27 March 2014
Geoff Sinclair and Fenella Aouane review the fast growing renewable energy market in Africa and the financing opportunities it presents
Environmental Finance: South Africa wants 42% of all new electricity generation between 2010 and 2030 to come from renewable sources – what does this mean in terms of investment requirements?
According to the Department of Energy, the 42% target means 17.8GW of renewable power by 2030, of which around 8.5GW will come from solar PV, the same amount from wind energy and about 1GW from concentrated PV.
Projects amounting to about 3.5GW have been successful in the three bidding rounds of the Renewable Energy Independent Power Producer Procurement (REIPPP) programme held so far, at an average cost of around $2 million /MW.
This means there is about $20-30 billion of investment yet to come.
EF: What role will Standard Bank play in delivering this goal?
We are active in advising, arranging finance for and funding projects under the REIPPP programme and renewables projects currently represent a third of our project finance energy portfolio.
We have a financing line of R20 billion ($1.85 billion) with the Industrial and Commercial Bank of China (ICBC), our largest shareholder, to support such projects. We are underwriting R9.4 billion for 11 successful projects in the first round of REIPPP, with an installed capacity of 338MW of wind and 235MW of solar PV.
In the second REIPPP round, we supported five of the 19 successful bids, representing an installed renewable energy capacity of 328 MW and a total financing requirement of R6.1 billion.
We frequently partner with other companies on particular projects. For example, in February, we signed an agreement with GE to supply $350 million to finance distributed power infrastructure in ten African countries.
The bank has also played a pioneering role in the green bond market, acting as sole lead arranger for South Africa’s first bond dedicated to renewable energy. The R1 billion, 16-year bond, issued in April last year, for French company Soitec, was the world’s first publicly listed project bond issued to finance a concentrated PV power plant.
The bank has also recently strengthened its team by appointing Rentia van Tonder as head of renewable energy, power and infrastructure, based in Johannesburg . She joins the bank from the Industrial Development Corporation of South Africa , a state-owned development finance institution, where she was head of the green industries special business unit.
EF: How is the market changing?
The first two REIPPP bidding rounds involved mostly fairly vanilla project financing but the market is now getting more sophisticated and bigger companies are getting involved, so banks are looking at more sophisticated financing structures.

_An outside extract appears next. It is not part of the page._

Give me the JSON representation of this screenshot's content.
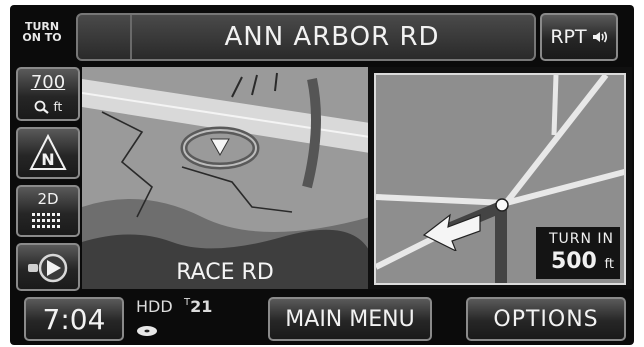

There will also be a more active market in refinancing in future.
The first two bidding rounds (in December 2011 and September 2012) were dominated by independent developers who relied on traditional project finance, but the third round, which is not yet complete, was dominated by larger companies and utilities. Many of these intend to finance the projects on their balance sheet but some now have so many projects they may, in future, need external funding.
The reverse auction system used in the bidding rounds is working as intended (except for the timetable) and the tariffs are coming down in successive bidding rounds. It’s a good story so far in terms of policy certainty.
We have been pleasantly surprised by how much appetite there is in South Africa for renewables assets. Indeed, there is no shortage of investment opportunities for any investors who are comfortable with Rand risk.
EF: Which other countries offer the best opportunities for renewable energy finance in Africa?
In terms of project finance for renewable energy outside of South Africa, Standard Bank has had most success in Kenya, notably for wind and small hydro schemes. Like much of East Africa, Kenya also has potential for bioenergy from sugar cane waste. The bank has also been involved in renewables projects in several other sub-Saharan nations, including Angola, Ghana and Nigeria.
In addition to new renewables projects, there are also many large hydro projects across Africa that were built in the 1950s and 60s that need repairing. These, too, will need financing.
EF: Does the carbon market still have a role to play in financing clean energy in Africa?
For much of Africa, renewable energy is an infrastructure story rather than a climate change issue, although the Clean Development Mechanism has certainly helped raise awareness of the need for low-carbon energy. As the price of carbon credits has fallen so much in recent years, carbon finance is no longer relevant for utility-scale projects. However, we are coming up with funding structures for small-scale projects such as energy efficiency, solar water heaters and cookstoves that still involve carbon finance.
A few projects are getting a reliable price from sovereign off-take agreements or the voluntary market for carbon offsets, but they are few and far between.